Location: Sustainable Perennial Crops LaboratoryTitle: Mitigation of cadmium toxicity by zinc in young cacao plants
|SANTOS, M - University Of Santa Cruz - Brazil|
|ALMEIDA, A-A - University Of Santa Cruz - Brazil|
|SILVA, N - University Of Santa Cruz - Brazil|
|SILVA, J - University Of Santa Cruz - Brazil|
|BARROSO, J - University Of Santa Cruz - Brazil|
|SOUZA, J - University Of Santa Cruz - Brazil|
|AHNERT, D - University Of Santa Cruz - Brazil|
Submitted to: Environmental and Experimental Botany
Publication Type: Peer Reviewed Journal
Publication Acceptance Date: 7/22/2020
Publication Date: 8/2/2020
Citation: Santos, M.L., Almeida, A., Silva, N.M., Silva, J.V., Barroso, J.P., Souza, J.O., Ahnert, D., Baligar, V.C. 2020. Mitigation of cadmium toxicity by zinc in young cacao plants. Environmental and Experimental Botany. https://doi.org/10.1016/j.envexpbot.2020.104201.
Interpretive Summary: Cacao in South America is invariably grown on soils that have high cadmium (Cd) . Cacao is efficient in transporting soil Cd to aerial parts and into the cocoa beans. Cd toxicity inhibits growth and production of cacao by interfering in the physiological and biochemical processes. Presence of high levels of Cd in cocoa beans have an impact on international trade of beans due to stricter regulations imposed by importing countries. In this paper, we report that increasing levels of soil Zn reduced uptake and transport of Cd by cacao. The roots immobilized much of the Cd in their tissues, and it appears that cacao using this as a tolerance strategy, reduced transport of toxic Cd to aerial parts. Findings of this research will be useful in cacao improvement programs to select cacao genotypes that accumulate large amounts of Cd in roots and thereby transport low levels of toxic Cd to shoots. Such genotypes could be useful as rootstock to graft high yielding cacao scion to reduce Cd transport to shoots. Farmers could apply Zn-fertilizers to soil that are high in Cd to reduce Cd in cacao beans thereby protecting their marketability. This information will be used by researchers, plant breeders, extension staff and farmers to improve cacao production.

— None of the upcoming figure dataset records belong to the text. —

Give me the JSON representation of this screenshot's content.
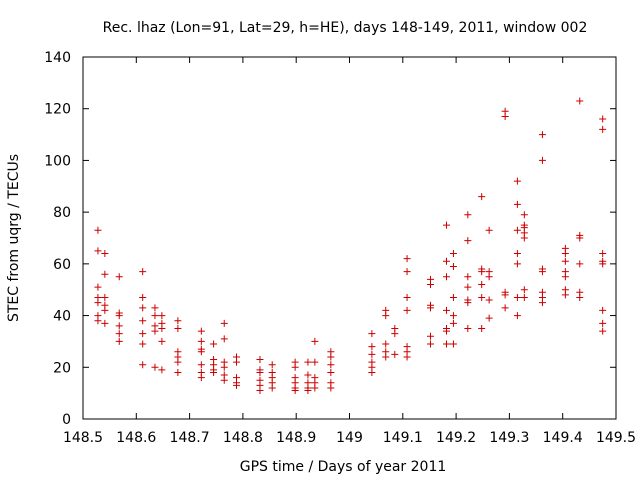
{
  "chart_data": {
    "type": "scatter",
    "title": "Rec. lhaz (Lon=91, Lat=29, h=HE), days 148-149, 2011, window 002",
    "xlabel": "GPS time / Days of year 2011",
    "ylabel": "STEC from uqrg / TECUs",
    "xlim": [
      148.5,
      149.5
    ],
    "ylim": [
      0,
      140
    ],
    "xticks": [
      148.5,
      148.6,
      148.7,
      148.8,
      148.9,
      149.0,
      149.1,
      149.2,
      149.3,
      149.4,
      149.5
    ],
    "xtick_labels": [
      "148.5",
      "148.6",
      "148.7",
      "148.8",
      "148.9",
      "149",
      "149.1",
      "149.2",
      "149.3",
      "149.4",
      "149.5"
    ],
    "yticks": [
      0,
      20,
      40,
      60,
      80,
      100,
      120,
      140
    ],
    "ytick_labels": [
      "0",
      "20",
      "40",
      "60",
      "80",
      "100",
      "120",
      "140"
    ],
    "grid": false,
    "legend": "none",
    "marker": "plus",
    "color": "#cc0000",
    "points": [
      [
        148.528,
        73
      ],
      [
        148.528,
        65
      ],
      [
        148.528,
        51
      ],
      [
        148.528,
        47
      ],
      [
        148.528,
        45
      ],
      [
        148.528,
        40
      ],
      [
        148.528,
        38
      ],
      [
        148.541,
        64
      ],
      [
        148.541,
        56
      ],
      [
        148.541,
        47
      ],
      [
        148.541,
        44
      ],
      [
        148.541,
        42
      ],
      [
        148.541,
        37
      ],
      [
        148.568,
        55
      ],
      [
        148.568,
        41
      ],
      [
        148.568,
        40
      ],
      [
        148.568,
        36
      ],
      [
        148.568,
        33
      ],
      [
        148.568,
        30
      ],
      [
        148.612,
        57
      ],
      [
        148.612,
        47
      ],
      [
        148.612,
        43
      ],
      [
        148.612,
        38
      ],
      [
        148.612,
        33
      ],
      [
        148.612,
        29
      ],
      [
        148.612,
        21
      ],
      [
        148.635,
        43
      ],
      [
        148.635,
        40
      ],
      [
        148.635,
        36
      ],
      [
        148.635,
        34
      ],
      [
        148.635,
        20
      ],
      [
        148.648,
        40
      ],
      [
        148.648,
        37
      ],
      [
        148.648,
        35
      ],
      [
        148.648,
        30
      ],
      [
        148.648,
        19
      ],
      [
        148.678,
        38
      ],
      [
        148.678,
        35
      ],
      [
        148.678,
        26
      ],
      [
        148.678,
        24
      ],
      [
        148.678,
        22
      ],
      [
        148.678,
        18
      ],
      [
        148.722,
        34
      ],
      [
        148.722,
        30
      ],
      [
        148.722,
        27
      ],
      [
        148.722,
        26
      ],
      [
        148.722,
        21
      ],
      [
        148.722,
        18
      ],
      [
        148.722,
        16
      ],
      [
        148.745,
        29
      ],
      [
        148.745,
        23
      ],
      [
        148.745,
        21
      ],
      [
        148.745,
        19
      ],
      [
        148.745,
        18
      ],
      [
        148.765,
        37
      ],
      [
        148.765,
        31
      ],
      [
        148.765,
        22
      ],
      [
        148.765,
        20
      ],
      [
        148.765,
        17
      ],
      [
        148.765,
        15
      ],
      [
        148.788,
        24
      ],
      [
        148.788,
        22
      ],
      [
        148.788,
        16
      ],
      [
        148.788,
        14
      ],
      [
        148.788,
        13
      ],
      [
        148.832,
        23
      ],
      [
        148.832,
        19
      ],
      [
        148.832,
        18
      ],
      [
        148.832,
        15
      ],
      [
        148.832,
        13
      ],
      [
        148.832,
        11
      ],
      [
        148.855,
        21
      ],
      [
        148.855,
        18
      ],
      [
        148.855,
        16
      ],
      [
        148.855,
        14
      ],
      [
        148.855,
        12
      ],
      [
        148.898,
        22
      ],
      [
        148.898,
        20
      ],
      [
        148.898,
        16
      ],
      [
        148.898,
        14
      ],
      [
        148.898,
        12
      ],
      [
        148.898,
        11
      ],
      [
        148.922,
        22
      ],
      [
        148.922,
        17
      ],
      [
        148.922,
        14
      ],
      [
        148.922,
        12
      ],
      [
        148.922,
        11
      ],
      [
        148.935,
        30
      ],
      [
        148.935,
        22
      ],
      [
        148.935,
        16
      ],
      [
        148.935,
        14
      ],
      [
        148.935,
        12
      ],
      [
        148.965,
        26
      ],
      [
        148.965,
        24
      ],
      [
        148.965,
        21
      ],
      [
        148.965,
        18
      ],
      [
        148.965,
        14
      ],
      [
        148.965,
        12
      ],
      [
        149.042,
        33
      ],
      [
        149.042,
        28
      ],
      [
        149.042,
        25
      ],
      [
        149.042,
        22
      ],
      [
        149.042,
        20
      ],
      [
        149.042,
        18
      ],
      [
        149.068,
        42
      ],
      [
        149.068,
        40
      ],
      [
        149.068,
        29
      ],
      [
        149.068,
        26
      ],
      [
        149.068,
        24
      ],
      [
        149.085,
        35
      ],
      [
        149.085,
        33
      ],
      [
        149.085,
        25
      ],
      [
        149.108,
        62
      ],
      [
        149.108,
        57
      ],
      [
        149.108,
        47
      ],
      [
        149.108,
        42
      ],
      [
        149.108,
        28
      ],
      [
        149.108,
        26
      ],
      [
        149.108,
        24
      ],
      [
        149.152,
        54
      ],
      [
        149.152,
        52
      ],
      [
        149.152,
        44
      ],
      [
        149.152,
        43
      ],
      [
        149.152,
        32
      ],
      [
        149.152,
        29
      ],
      [
        149.182,
        75
      ],
      [
        149.182,
        61
      ],
      [
        149.182,
        55
      ],
      [
        149.182,
        42
      ],
      [
        149.182,
        35
      ],
      [
        149.182,
        34
      ],
      [
        149.182,
        29
      ],
      [
        149.195,
        64
      ],
      [
        149.195,
        59
      ],
      [
        149.195,
        47
      ],
      [
        149.195,
        40
      ],
      [
        149.195,
        37
      ],
      [
        149.195,
        29
      ],
      [
        149.222,
        79
      ],
      [
        149.222,
        69
      ],
      [
        149.222,
        55
      ],
      [
        149.222,
        51
      ],
      [
        149.222,
        46
      ],
      [
        149.222,
        45
      ],
      [
        149.222,
        35
      ],
      [
        149.248,
        86
      ],
      [
        149.248,
        58
      ],
      [
        149.248,
        57
      ],
      [
        149.248,
        52
      ],
      [
        149.248,
        47
      ],
      [
        149.248,
        35
      ],
      [
        149.262,
        73
      ],
      [
        149.262,
        57
      ],
      [
        149.262,
        55
      ],
      [
        149.262,
        46
      ],
      [
        149.262,
        39
      ],
      [
        149.292,
        119
      ],
      [
        149.292,
        117
      ],
      [
        149.292,
        49
      ],
      [
        149.292,
        48
      ],
      [
        149.292,
        43
      ],
      [
        149.315,
        92
      ],
      [
        149.315,
        83
      ],
      [
        149.315,
        73
      ],
      [
        149.315,
        64
      ],
      [
        149.315,
        60
      ],
      [
        149.315,
        47
      ],
      [
        149.315,
        40
      ],
      [
        149.328,
        79
      ],
      [
        149.328,
        75
      ],
      [
        149.328,
        74
      ],
      [
        149.328,
        72
      ],
      [
        149.328,
        70
      ],
      [
        149.328,
        50
      ],
      [
        149.328,
        47
      ],
      [
        149.362,
        110
      ],
      [
        149.362,
        100
      ],
      [
        149.362,
        58
      ],
      [
        149.362,
        57
      ],
      [
        149.362,
        49
      ],
      [
        149.362,
        47
      ],
      [
        149.362,
        45
      ],
      [
        149.405,
        66
      ],
      [
        149.405,
        64
      ],
      [
        149.405,
        61
      ],
      [
        149.405,
        57
      ],
      [
        149.405,
        55
      ],
      [
        149.405,
        50
      ],
      [
        149.405,
        48
      ],
      [
        149.432,
        123
      ],
      [
        149.432,
        71
      ],
      [
        149.432,
        70
      ],
      [
        149.432,
        60
      ],
      [
        149.432,
        49
      ],
      [
        149.432,
        47
      ],
      [
        149.475,
        116
      ],
      [
        149.475,
        112
      ],
      [
        149.475,
        64
      ],
      [
        149.475,
        61
      ],
      [
        149.475,
        60
      ],
      [
        149.475,
        42
      ],
      [
        149.475,
        37
      ],
      [
        149.475,
        34
      ]
    ]
  }
}
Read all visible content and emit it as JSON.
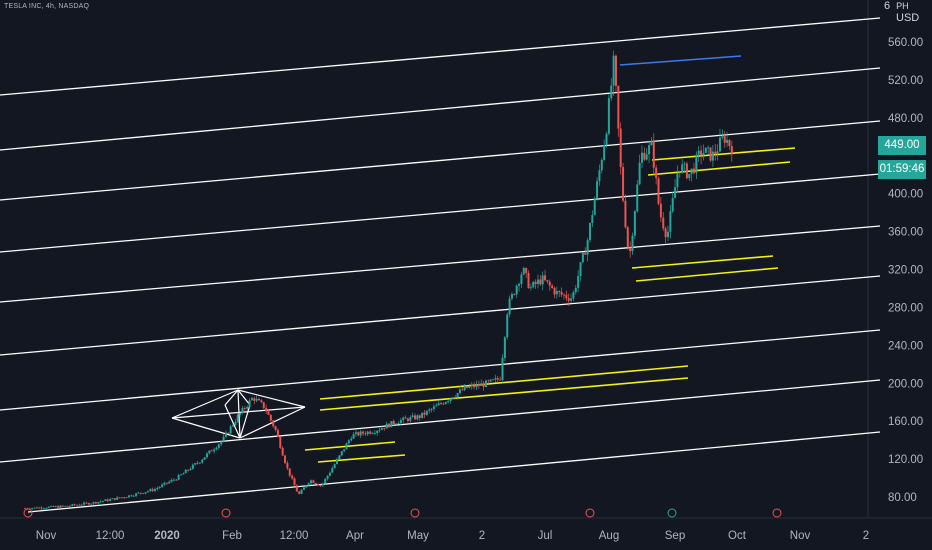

Technical Abstract: Cacao is invariably grown on soils high in Cadmium (Cd) and Cd taken up by cacao leads to toxicity and zinc (Zn) in plant known mitigate the Cd toxicity. On the other hand, Zn is an essential nutrient and plays an important metabolic function in plants. The study of the interaction between a Zn nutrient and a nonessential element Cd may be important for understanding, analyzing and improving the defense strategies presented by plants. The main objective of this work was to evaluate the mitigation of Cd toxicity by Zn in young plants of the CCN 51 cocoa genotype, grown in soil with different concentrations of Cd, Zn and Cd + Zn. Plants physiological, biochemical, molecular and micromorphological responses were evaluated. High concentrations of Zn, Cd and Zn + Cd in the soil promoted alterations in the enzymatic and non-enzymatic antioxidative metabolism, and in the expression of genes involved in photosynthesis and antioxidative metabolism by increasing the activity of the antioxidative enzymes and the proline content and the reduction of the lipid peroxidation. Leaf gas exchanges were affected at the highest concentrations of Cd (0.8 mmol Cd kg-1 soil) combined with different concentrations of Zn (0.4, 0.8, 1.2 and 1, 6 mmol kg-1 soil), resulting in a decrease in CO2 fixation. The higher concentration of Cd, together with the intermediate concentrations of Zn (0.8 Cd + 0.4 or 0.6 Zn mmol kg-1 soil), promoted reduction of the thickness of the leaf mesophyll and, consequently, decreased the leaf gas exchanges. It was observed a hormesis effect due to high photosynthetic activity in low concentration of Cd. The increase in Cd concentration in the soil altered the uptake of Cd and Zn by the roots of the CCN 51 cocoa genotype. The increase of Zn concentration in the soil promoted the decrease of the Cd uptake by the root system of the CCN 51 cacao genotype and reduced the transport of Cd to the leaves. The roots immobilized much of the Cd in their tissues, as a tolerance strategy, avoiding that part of Cd was transported to aerial part. The increase of Zn + Cd concentration in the soil did not influence the accumulation of Zn in the leaves of the young plants of the CCN 51 cocoa genotype.